Opinion
196 2022
09-14-2022
Submitted: August 17, 2022
Court Below-Superior Court of the State of Delaware Cr. ID No. 0004018575A (K)
Before SEITZ, Chief Justice; VALIHURA and TRAYNOR, Justices.
ORDER
Collins J. Seitz, Jr., Chief Justice
Upon consideration of the appellant's opening brief, the appellee's motion to affirm, and the record below, it appears to the Court that:
(1) The appellant, Corey Washington, filed this appeal from a Superior Court order denying his motion for correction of sentence. The State of Delaware has moved to affirm the Superior Court's judgment on the ground that it is manifest on the face of Washington's opening brief that the appeal is without merit. We agree and affirm.
(2) The record reflects that, in February 2001, a Superior Court jury found Washington guilty of one count of possession of cocaine with intent to deliver, one count of maintaining a vehicle, two counts of possession of cocaine within 1000 feet of a school, one court of resisting arrest, one count of driving with suspended or revoked license, and one count of possession of drug paraphernalia. After granting the State's petition to declare Washington an habitual offender, the Superior Court sentenced Washington, effective April 27, 2000, to life imprisonment plus nine years. This Court affirmed the Superior Court's judgment on direct appeal. In 2007, this Court affirmed the Superior Court's denial of Washington's second motion for postconviction relief under Superior Court Criminal Rule 61.

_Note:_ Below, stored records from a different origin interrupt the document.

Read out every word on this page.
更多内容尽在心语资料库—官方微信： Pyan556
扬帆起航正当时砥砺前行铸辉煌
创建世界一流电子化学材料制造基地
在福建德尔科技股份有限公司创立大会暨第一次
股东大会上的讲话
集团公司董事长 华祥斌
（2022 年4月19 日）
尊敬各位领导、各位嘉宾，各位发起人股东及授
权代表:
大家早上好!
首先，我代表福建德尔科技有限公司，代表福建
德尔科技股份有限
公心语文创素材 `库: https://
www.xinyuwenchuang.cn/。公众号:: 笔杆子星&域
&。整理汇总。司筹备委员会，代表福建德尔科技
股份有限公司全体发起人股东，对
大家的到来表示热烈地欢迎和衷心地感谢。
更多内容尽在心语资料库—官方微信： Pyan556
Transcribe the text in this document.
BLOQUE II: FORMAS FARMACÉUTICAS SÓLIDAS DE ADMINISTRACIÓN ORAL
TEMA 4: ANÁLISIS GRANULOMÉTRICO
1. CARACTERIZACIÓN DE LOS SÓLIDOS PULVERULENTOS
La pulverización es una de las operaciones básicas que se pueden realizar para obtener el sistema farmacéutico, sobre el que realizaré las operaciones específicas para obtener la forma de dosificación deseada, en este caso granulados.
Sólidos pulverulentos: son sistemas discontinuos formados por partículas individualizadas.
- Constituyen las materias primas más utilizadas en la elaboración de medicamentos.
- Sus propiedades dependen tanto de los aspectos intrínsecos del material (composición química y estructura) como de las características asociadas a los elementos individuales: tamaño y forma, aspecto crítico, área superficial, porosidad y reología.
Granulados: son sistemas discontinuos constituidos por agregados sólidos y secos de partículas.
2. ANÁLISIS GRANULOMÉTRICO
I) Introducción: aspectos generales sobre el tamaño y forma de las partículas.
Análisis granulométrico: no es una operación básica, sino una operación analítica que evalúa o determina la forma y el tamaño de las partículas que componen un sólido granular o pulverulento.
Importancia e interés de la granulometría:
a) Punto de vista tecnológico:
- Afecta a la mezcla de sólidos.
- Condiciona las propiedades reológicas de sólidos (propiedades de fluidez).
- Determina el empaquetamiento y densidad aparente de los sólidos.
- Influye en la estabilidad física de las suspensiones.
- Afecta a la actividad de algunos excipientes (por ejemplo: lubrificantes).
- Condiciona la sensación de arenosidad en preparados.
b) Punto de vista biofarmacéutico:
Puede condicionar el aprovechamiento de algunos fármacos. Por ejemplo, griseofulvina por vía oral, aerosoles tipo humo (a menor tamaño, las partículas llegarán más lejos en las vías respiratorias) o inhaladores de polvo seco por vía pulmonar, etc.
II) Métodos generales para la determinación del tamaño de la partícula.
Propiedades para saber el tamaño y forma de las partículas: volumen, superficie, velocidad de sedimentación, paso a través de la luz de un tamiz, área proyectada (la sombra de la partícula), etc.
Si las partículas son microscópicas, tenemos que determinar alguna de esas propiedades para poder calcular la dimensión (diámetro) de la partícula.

Washington v. State, 2002 WL 440253 (Del. Mar. 18, 2002).
Washington v. State, 2007 WL 4110636 (Del. Nov. 20, 2007).
(3) In October 2017, the Superior Court granted the request of Washington's counsel for a certificate of eligibility to file a petition to modify Washington's habitual offender sentence under 11 Del. C. § 4214(f). After briefing on the petition to modify, the Superior Court granted the petition on December 11, 2018. The Superior Court reduced Washington's life imprisonment sentence for possession of cocaine with intent to deliver to thirty-five years of Level V incarceration suspended after fifteen years for decreasing levels of supervision. The remainder of Washington's sentence was unchanged. Washington subsequently filed an unsuccessful motion to further modify his sentence.
(4) On May 4, 2022, Washington filed a motion for correction of sentence. The Superior Court denied the motion, finding it repetitive, the sentence appropriate for the reasons stated at sentencing, and already addressed by the previous petition to modify under Section 4214(f). This appeal followed.
(5) This Court reviews the denial of a motion for correction of illegal sentence for abuse of discretion. We review questions of law de novo. A sentence is illegal if it exceeds statutory limits, violates double jeopardy, is ambiguous with respect to the time and manner in which it is to be served, is internally contradictory, omits a term required to be imposed by statute, is uncertain as to its substance, or is a sentence that the judgment of conviction did not authorize. Although the Superior Court appeared to treat Washington's motion as a motion for reduction of sentence under Superior Court Criminal Rule 35(b) instead of a motion for correction of illegal sentence under Superior Court Criminal Rule 35(a), we affirm the Superior Court's denial of the motion on the alternative grounds that his sentences are not illegal.
Fountain v. State, 2014 WL 4102069, at *1 (Del. Aug. 19, 2014).
Id.
Brittingham v. State, 705 A.2d 577, 578 (Del. 1998).
See Unitrin, Inc. v. Am. Gen. Corp., 651 A.2d 1361, 1390 (Del. 1995) (stating that this Court may affirm a trial court's decision "on the basis of a different rationale than that which was articulated by the trial court").
(6) As he did below, Washington argues in his opening brief that his sentences for possession of cocaine with intent to deliver (thirty-five years of Level V incarceration suspended after fifteen years) and two counts of possession within 1000 feet of a school illegal (two years of Level V incarceration for each count) are illegal because the Ned Carpenter Act eliminated or modified those offenses in 2011. This argument is without merit. As the State emphasizes in its motion to affirm, the Ned Carpenter Act "did not apply retroactively to any violation that occurred prior to September 1, 2011." Washington's sentences for possession of cocaine with intent to deliver and possession within 1000 feet of a school are thus not illegal.
78 Del. Laws ch. 13 (2011).
Ayala v. State, 204 A.3d 829, 838-39 (Del. Feb. 11, 2019). See also 78 Del. Laws, c. 13 § 66; 16 Del. C. § 4791.
NOW, THEREFORE, IT IS ORDERED that the motion to affirm is GRANTED and the judgment of the Superior Court is AFFIRMED.